Cette politique a souffert de s’inscrire dans le cadre trop étroit d’une solidarité avec les pays d’Afrique francophone dits " du champ ". En conséquence, notre dialogue avec les pays anglophones voisins n’a pas été à la mesure des risques et des enjeux de notre intervention au Rwanda.

Par ailleurs, notre action diplomatique a revêtu une dimension trop strictement, voire exclusivement nationale. Nous n’avons pas véritablement cherché à confronter nos points de vue avec nos partenaires européens, notamment belges mais aussi allemands, dont la présence était forte au Rwanda.

Nous avons tenté un dialogue avec le Royaume-Uni en espérant qu’il amènerait l’Ouganda à adopter une attitude plus conciliante. Mais après l’échec de cette démarche, les Etats-Unis sont devenus nos seuls véritables interlocuteurs parmi les pays développés.

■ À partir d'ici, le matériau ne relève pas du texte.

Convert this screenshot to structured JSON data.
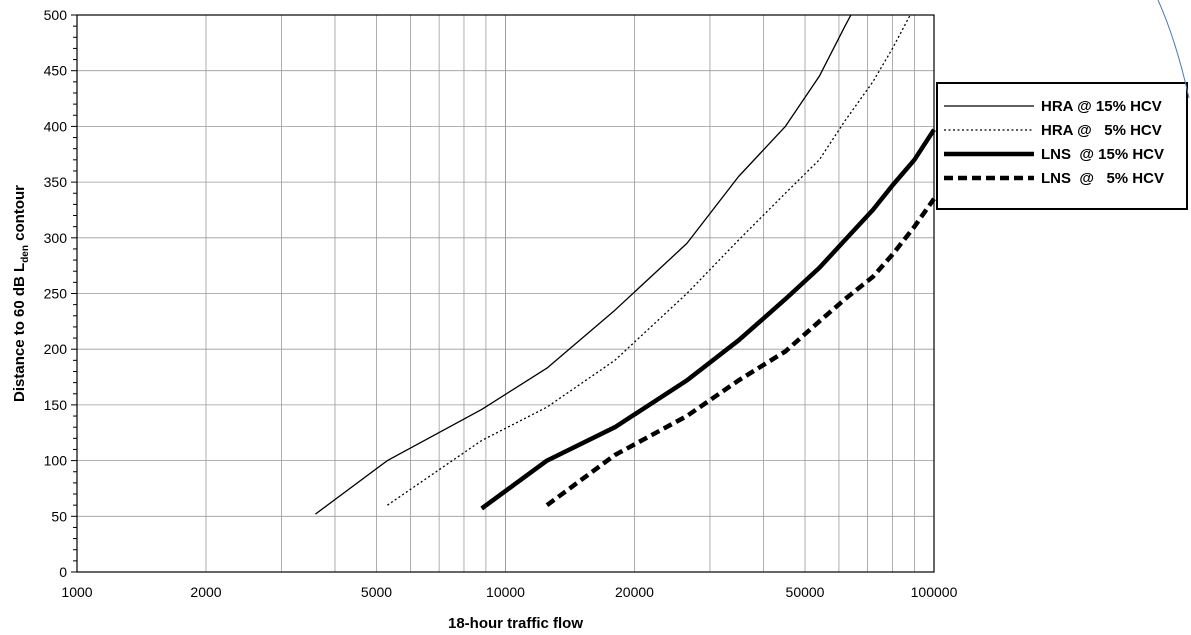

Toutes ces limitations peuvent être dépassées dans le cadre de l’actuelle réforme de la coopération, qui procède notamment des principes suivants :

 coordination interministérielle renforcée,

 concentration, selon des modalités sélectives et sur une base contractuelle de notre aide bilatérale, sur une zone de solidarité prioritaire englobant les pays les moins développés en termes de revenus et n’ayant pas accès aux marchés des capitaux ;

 rationalisation de la coopération autour de deux grands pôles : d’une part les Affaires étrangères et la Coopération, rassemblées au sein d’un seul ministère, d’autre part l’Economie, les Finances et l’Industrie.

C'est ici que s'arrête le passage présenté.